When the PHS girls’ volleyball team became a varsity program five years ago, the team had trouble finding opponents for matches.
“Our first year we only played handful of games,” said PHS head coach Patty Manhart. “Our league, (the West Jersey Interscholastic Volleyball League) was just created three years ago.”
But with Manhart bringing experience as a former women’s volleyball player at Fairleigh Dickinson University and instilling the PHS players with her passion for the game, it didn’t take long for the Little Tigers to become a force in the WJIVL.
In 2015, PHS went 4-12 and then more than quadrupled its win total the next season, going 17-5 and winning the WJIVL tournament.
Coming into this fall, Manhart was confident that the program could keep progressing.
“Our starting point coming back was really solid; that comes from these girls having that experience,” said Manhart.
“This is not a rebuilding year for us. This was our baseline and we have been fine-tuning. We have progressed throughout the course of the season. We have all gotten better and we have room to grow.”
PHS produced a sizzling start, going 12-0 before falling 2-0 to Rancocas Valley. Avenging that defeat, which was the team’s only regular season loss, the Little Tigers defeated Rancocas Valley 2-0 in the WJIVL title game to earn their second straight league crown.
“That was part of the bar that they set,” said Manhart, reflecting on the title repeat.
“They knew coming back that other teams were graduating some of their good players and we were coming back with a pretty strong core.
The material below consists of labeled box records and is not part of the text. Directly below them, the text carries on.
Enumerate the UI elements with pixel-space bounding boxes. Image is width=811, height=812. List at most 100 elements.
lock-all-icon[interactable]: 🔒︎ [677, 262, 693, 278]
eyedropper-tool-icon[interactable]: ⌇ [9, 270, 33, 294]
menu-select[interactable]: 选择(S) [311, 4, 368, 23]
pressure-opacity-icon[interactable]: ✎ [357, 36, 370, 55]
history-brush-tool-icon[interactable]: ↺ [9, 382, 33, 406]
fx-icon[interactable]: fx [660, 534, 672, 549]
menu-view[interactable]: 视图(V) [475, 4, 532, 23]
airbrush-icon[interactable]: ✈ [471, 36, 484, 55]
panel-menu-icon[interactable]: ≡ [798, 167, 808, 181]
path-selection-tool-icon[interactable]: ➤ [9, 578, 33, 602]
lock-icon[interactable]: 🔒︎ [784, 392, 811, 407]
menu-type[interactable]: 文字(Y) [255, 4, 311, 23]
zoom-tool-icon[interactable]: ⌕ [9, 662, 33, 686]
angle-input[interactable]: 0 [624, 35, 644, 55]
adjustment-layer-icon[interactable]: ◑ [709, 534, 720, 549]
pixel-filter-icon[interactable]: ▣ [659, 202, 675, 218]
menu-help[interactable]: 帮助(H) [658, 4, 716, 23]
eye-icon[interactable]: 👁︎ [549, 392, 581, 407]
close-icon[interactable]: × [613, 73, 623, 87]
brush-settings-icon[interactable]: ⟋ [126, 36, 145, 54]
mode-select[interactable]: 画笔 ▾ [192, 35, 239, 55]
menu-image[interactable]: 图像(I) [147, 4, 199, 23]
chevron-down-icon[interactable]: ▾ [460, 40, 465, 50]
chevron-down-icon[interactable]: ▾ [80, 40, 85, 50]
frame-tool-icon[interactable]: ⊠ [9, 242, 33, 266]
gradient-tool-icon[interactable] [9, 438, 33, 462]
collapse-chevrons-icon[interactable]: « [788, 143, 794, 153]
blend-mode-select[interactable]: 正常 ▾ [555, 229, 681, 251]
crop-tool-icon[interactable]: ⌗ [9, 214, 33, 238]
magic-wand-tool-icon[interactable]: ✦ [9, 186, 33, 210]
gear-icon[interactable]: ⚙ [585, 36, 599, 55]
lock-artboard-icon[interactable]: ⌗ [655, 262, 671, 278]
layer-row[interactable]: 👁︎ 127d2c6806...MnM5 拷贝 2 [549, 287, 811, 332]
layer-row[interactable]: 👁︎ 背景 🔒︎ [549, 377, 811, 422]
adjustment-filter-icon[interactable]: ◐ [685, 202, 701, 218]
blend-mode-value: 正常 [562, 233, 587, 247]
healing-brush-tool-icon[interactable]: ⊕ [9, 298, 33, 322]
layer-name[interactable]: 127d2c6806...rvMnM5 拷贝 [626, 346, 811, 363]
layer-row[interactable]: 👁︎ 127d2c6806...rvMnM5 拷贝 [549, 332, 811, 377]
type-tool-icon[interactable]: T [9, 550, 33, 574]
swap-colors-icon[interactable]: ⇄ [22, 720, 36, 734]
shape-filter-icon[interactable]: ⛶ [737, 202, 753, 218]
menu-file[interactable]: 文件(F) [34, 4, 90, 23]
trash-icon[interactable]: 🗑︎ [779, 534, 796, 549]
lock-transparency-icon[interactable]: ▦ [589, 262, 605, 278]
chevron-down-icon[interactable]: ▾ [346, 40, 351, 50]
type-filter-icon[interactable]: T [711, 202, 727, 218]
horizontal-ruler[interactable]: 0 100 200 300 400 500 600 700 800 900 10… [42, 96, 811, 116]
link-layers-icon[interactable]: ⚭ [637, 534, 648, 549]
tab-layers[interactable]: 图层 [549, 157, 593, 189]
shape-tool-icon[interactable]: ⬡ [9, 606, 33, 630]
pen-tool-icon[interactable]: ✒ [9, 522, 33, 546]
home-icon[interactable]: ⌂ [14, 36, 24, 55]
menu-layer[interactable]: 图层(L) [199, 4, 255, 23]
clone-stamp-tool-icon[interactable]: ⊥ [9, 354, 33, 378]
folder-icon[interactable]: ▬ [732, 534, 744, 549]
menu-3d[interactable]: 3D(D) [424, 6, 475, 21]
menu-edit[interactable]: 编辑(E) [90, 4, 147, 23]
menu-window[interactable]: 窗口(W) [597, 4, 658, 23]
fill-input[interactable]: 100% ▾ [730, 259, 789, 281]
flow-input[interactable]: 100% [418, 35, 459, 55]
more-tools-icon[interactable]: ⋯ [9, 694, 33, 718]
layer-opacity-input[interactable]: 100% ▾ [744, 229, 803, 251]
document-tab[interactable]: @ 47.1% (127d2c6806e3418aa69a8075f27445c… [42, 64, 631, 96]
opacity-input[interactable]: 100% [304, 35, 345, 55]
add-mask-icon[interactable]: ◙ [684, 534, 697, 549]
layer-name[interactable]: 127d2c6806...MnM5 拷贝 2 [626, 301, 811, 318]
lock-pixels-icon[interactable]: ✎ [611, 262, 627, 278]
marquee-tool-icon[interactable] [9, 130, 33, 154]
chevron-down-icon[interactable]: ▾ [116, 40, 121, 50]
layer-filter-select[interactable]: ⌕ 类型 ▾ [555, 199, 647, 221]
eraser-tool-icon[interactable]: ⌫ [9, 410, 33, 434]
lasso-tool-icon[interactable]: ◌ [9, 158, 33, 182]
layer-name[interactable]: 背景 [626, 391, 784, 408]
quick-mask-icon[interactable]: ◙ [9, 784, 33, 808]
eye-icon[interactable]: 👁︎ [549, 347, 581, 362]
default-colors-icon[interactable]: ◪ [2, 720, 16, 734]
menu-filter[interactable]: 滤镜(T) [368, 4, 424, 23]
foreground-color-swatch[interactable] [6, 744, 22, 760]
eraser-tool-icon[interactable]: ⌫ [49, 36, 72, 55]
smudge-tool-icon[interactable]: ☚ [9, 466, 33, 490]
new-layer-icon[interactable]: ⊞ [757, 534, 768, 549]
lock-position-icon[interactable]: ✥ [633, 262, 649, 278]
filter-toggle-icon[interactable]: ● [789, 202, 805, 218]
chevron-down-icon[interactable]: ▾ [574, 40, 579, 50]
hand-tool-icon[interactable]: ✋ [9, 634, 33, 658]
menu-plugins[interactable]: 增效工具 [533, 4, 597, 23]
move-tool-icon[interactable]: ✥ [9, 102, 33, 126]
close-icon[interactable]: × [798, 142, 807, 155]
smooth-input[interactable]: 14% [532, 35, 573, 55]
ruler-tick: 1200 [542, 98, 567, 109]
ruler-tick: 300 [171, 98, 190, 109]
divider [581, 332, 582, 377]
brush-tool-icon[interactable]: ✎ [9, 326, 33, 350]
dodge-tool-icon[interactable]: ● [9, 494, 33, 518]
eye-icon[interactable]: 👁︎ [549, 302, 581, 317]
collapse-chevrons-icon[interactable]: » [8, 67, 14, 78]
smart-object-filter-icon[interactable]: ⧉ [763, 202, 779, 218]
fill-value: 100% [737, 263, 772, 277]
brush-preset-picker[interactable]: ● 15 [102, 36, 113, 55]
They have had their sights set on that back- to-back; I know that girls are going to be excited that they get to put another year on the banner.”
The players were excited to earn the program’s first-ever state tourney wins as the Little Tigers defeated East Orange and Monroe to advance to the state Group 4 quarterfinals.
But in a measure of how far the program has come in its five years on the varsity level, the players weren’t satisfied with that tourney run which ended when PHS fell 2-1 to Westfield in the quarters.
“It definitely feels good, it is exciting; we made it to the point of what the seeding would dictate, a fourth against a fifth, which was good,” said Manhart.
“If you ask the girls, you will hear a tone of disappointment. It would have been fun to surprise some people and that is what the girls set their sights on. They were hoping to go as far as possible.”
In reflecting on her team’s brilliant campaign, which saw it post a final record of 31-2, Manhart hopes the disappointing finale won’t take away from what was accomplished.
“That is indicative of the girls working hard all season round and putting everything into every match,” said Manhart.
“I hope they hold onto that. Your season is more likely than not going to end in a loss but it shouldn’t take away from the overall record. I hope that is what the girls leave the season with and not let that last loss color the rest of the year.”
More important than the wins, Manhart believes her seniors are leaving the program with a deeper love of the game along with a heightened self-confidence.
“Their growth from when they started to where they are now, they all see it together,” said Manhart, reflecting on her senior group.
“During the season, Rachel [Cheng] told me she feels at the peak of her volleyball career. It is such a nice feeling to see yourself getting stronger and finally have that confidence that I am good at this, I can hang with these other teams that I respect. It is nice that they are recognizing themselves in that way.”
For putting the PHS volleyball program on the map and making such a strong impact on her players, Manhart is the choice as the top coach of a female team.